No hacía muchos años que el embajador español había recibido instrucciones para solicitar al sultán de Marruecos título legal para continuar explotando las minas del Rif; a cambio de tales concesiones se le había dado la promesa formal de facilitarle tropas y armamento para ayudarle a restablecer el orden en su imperio, que bordeaba la guerra civil.

Y mañana…

Mañana se iban los soldados.

Ahora sí tuvo sinceras ganas de llorar; no de dolor, de impotencia.
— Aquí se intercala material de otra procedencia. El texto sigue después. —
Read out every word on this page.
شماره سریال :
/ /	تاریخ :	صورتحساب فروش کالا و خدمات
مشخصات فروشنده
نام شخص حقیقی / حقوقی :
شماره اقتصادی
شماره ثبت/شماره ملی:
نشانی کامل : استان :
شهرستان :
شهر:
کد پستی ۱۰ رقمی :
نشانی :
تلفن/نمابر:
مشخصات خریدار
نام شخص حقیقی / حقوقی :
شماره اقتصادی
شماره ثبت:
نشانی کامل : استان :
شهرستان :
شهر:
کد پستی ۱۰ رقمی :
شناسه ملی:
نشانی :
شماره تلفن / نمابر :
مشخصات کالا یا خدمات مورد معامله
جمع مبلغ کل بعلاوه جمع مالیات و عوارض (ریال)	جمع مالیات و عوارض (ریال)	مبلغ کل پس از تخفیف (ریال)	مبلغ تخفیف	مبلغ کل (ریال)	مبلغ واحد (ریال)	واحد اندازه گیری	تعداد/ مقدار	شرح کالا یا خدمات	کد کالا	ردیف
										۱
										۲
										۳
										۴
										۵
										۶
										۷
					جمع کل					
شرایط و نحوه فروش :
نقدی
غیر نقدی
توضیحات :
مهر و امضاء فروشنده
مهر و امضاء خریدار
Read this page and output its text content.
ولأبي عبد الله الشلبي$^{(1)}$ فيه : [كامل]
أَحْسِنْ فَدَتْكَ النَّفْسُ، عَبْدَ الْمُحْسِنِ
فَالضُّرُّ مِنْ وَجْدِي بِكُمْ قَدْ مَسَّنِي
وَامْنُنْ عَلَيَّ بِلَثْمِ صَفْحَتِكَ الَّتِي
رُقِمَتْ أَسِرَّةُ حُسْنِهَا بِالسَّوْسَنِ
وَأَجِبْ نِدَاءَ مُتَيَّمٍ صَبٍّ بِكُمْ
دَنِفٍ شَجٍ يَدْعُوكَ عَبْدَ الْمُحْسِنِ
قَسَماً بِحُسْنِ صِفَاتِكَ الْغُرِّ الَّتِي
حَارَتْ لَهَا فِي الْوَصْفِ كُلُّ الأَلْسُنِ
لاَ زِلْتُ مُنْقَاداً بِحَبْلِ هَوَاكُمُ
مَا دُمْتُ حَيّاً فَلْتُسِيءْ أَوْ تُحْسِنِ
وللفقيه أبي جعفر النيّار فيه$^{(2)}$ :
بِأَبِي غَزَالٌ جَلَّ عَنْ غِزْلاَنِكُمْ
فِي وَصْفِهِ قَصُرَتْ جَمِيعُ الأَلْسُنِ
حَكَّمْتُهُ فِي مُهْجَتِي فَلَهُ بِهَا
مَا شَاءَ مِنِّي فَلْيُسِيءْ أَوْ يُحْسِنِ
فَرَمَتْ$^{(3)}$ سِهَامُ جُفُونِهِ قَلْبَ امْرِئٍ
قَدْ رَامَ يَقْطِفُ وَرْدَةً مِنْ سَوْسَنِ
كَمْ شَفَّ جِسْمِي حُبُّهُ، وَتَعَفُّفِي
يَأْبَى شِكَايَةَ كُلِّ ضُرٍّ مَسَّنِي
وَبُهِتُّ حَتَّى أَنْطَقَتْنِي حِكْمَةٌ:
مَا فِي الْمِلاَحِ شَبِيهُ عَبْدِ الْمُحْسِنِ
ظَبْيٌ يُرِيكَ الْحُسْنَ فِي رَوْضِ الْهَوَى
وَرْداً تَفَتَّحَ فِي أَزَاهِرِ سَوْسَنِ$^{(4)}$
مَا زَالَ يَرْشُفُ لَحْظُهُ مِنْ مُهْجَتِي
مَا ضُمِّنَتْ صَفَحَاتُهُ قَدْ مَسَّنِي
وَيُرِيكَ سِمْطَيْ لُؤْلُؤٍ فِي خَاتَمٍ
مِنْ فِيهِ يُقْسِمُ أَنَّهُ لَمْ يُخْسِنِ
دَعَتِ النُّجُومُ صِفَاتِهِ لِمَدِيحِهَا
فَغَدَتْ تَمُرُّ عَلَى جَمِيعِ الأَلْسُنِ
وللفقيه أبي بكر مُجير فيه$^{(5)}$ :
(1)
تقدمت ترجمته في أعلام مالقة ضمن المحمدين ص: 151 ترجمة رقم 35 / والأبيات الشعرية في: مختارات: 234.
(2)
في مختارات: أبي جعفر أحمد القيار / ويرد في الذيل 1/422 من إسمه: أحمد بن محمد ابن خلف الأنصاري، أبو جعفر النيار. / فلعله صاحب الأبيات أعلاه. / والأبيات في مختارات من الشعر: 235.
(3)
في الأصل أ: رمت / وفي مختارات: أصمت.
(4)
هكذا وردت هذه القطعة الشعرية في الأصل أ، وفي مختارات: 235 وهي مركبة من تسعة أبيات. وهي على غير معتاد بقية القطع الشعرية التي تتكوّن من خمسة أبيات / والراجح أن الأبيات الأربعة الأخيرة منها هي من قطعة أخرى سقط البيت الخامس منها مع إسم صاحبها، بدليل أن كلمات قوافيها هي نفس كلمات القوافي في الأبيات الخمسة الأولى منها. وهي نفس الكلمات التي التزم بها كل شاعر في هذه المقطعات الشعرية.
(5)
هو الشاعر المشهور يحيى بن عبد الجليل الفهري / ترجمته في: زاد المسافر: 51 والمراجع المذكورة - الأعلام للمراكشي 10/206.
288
Todos los esfuerzos para evitar la guerra habían sido inútiles. Hasta en el mismo Congreso no estaban de acuerdo con el envío de los reservistas y muchas voces solicitaban la dimisión de Maura, pero éste, obcecado, estaba convencido al parecer de que la guerra de Marruecos beneficiaba a España. Lo que no decía era que a 25 kilómetros de Melilla existían yacimientos de minerales y que la Sociedad Española de las Minas del Rif y la Compañía Norteafricana, no estaban dispuestas a renunciar a ellas. No decía que la primera de estas compañías estaba financiada por un norteamericano y la segunda por capital francés. No decía que era el dinero que representaban dichos yacimientos y no el bien de España, lo que interesaba defender. Un dinero que ni siquiera se quedaría en el país, puesto que los principales accionistas eran extranjeros. La sangre del pueblo era barata, las minas no. La vida de un hombre se valoraba en 1.500 pesetas, ¿cuánto las minas?